As a freshman, you have a few options for housing. The University of New Hampshire has four dorms on campus that are dedicated entirely to freshmen — Alexander Hall, Williamson Hall, Christensen Hall and Richardson House.
Most freshmen live in these dorms, but almost every dorm on campus houses freshmen. Of course, though, Williamson and Christensen are the most popular housing choice for freshmen due to the fact that all of the residents are experiencing the same events as each other.
Freshman Cassie Magro, a resident of Christensen Hall, believes that there are many pros and cons to living in a freshman dorm.
“I like that, in a freshman dorm, everyone is open to being friends because no one has made them yet. And everyone is in the same boat as opposed to being a mixture of grades, so everyone hangs out together rather than in groups,” Magro explained. “The one bad part about living in Christensen is that the bathrooms are gross; I go to another building to shower because they are so much cleaner.”
Living in a freshman dorm definitely makes it easier for freshmen to transition into the college lifestyle, like being able to live with people who are experiencing the same situations as you. Although this is very important and is a useful amenity, there are some great benefits to living in a mixed building. Freshman Amanda Stowers, who lives in Peterson Hall (SERC B), admits that she loves living in a mixed building.
“One of the best parts about living in a SERC is that we are able to learn from the upperclassmen who have already been through everything that we are experiencing for the first time,” Stowers said. “Also, I love that the SERCs are more relaxed and quiet compared to some of the other dorms – something that definitely makes it easier to concentrate or relax when I need to.
“The only thing that I don’t like about living in a mixed building as a freshman, is that nobody keeps their door open because the upperclassmen already have their friend groups, so it’s harder for freshmen to make friends,” Stowers explained.
The SERCs are the Southeast Residential Communities in The Timbers, composed of three buildings. Apart from the majority of the dorm rooms in the SERCs being suites, these buildings also have air conditioning and newer facilities compared to other dorms on campus.

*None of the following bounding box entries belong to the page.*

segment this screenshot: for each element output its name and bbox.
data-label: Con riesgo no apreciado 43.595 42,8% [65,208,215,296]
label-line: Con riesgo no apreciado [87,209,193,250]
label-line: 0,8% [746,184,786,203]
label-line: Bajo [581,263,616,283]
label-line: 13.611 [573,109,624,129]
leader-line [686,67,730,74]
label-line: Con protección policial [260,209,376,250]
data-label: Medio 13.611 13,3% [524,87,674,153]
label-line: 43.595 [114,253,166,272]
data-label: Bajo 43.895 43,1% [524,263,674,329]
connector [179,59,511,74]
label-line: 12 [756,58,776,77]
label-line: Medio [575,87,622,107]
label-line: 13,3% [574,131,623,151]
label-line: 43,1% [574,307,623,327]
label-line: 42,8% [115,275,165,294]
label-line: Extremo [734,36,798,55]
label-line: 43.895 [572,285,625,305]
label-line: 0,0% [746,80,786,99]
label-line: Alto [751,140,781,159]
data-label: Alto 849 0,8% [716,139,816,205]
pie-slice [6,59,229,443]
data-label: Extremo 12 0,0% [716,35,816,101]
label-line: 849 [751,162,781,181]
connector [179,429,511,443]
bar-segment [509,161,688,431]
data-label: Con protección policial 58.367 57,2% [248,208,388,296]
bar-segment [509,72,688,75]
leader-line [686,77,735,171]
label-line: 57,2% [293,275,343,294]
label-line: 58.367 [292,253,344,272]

Sophomore Josh Andrews, who also lives in Peterson Hall, lived in Christensen Hall last year. He said he loved having the experience of living in a freshman dorm but appreciates the “hotel feel” of a SERC.
“Living in a freshman dorm gave me a truly incredible first-year experience,” Andrews said. “Everybody in the building felt the same way and we were all sort of lost but excited to be in college and ready to meet new people. The best part was being able to make new connections and share the anxiety of being in an entirely new environment.”
Andrews could attest to both the benefits and the downsides to living in a freshman dorm.
“Although I loved my freshman experience in Christensen, SERC B has much better facilities compared to the freshman dorms,” Andrews said.
Whether you live in a freshman dorm or not, you are bound to have both a good and a bad side to living where you are. In Williamson and Christensen, you are living with everyone who is battling the same hurdles as you, but if you live in mixed dorms you have older students to reach out to for advice. Wherever you are, though, make the most of it.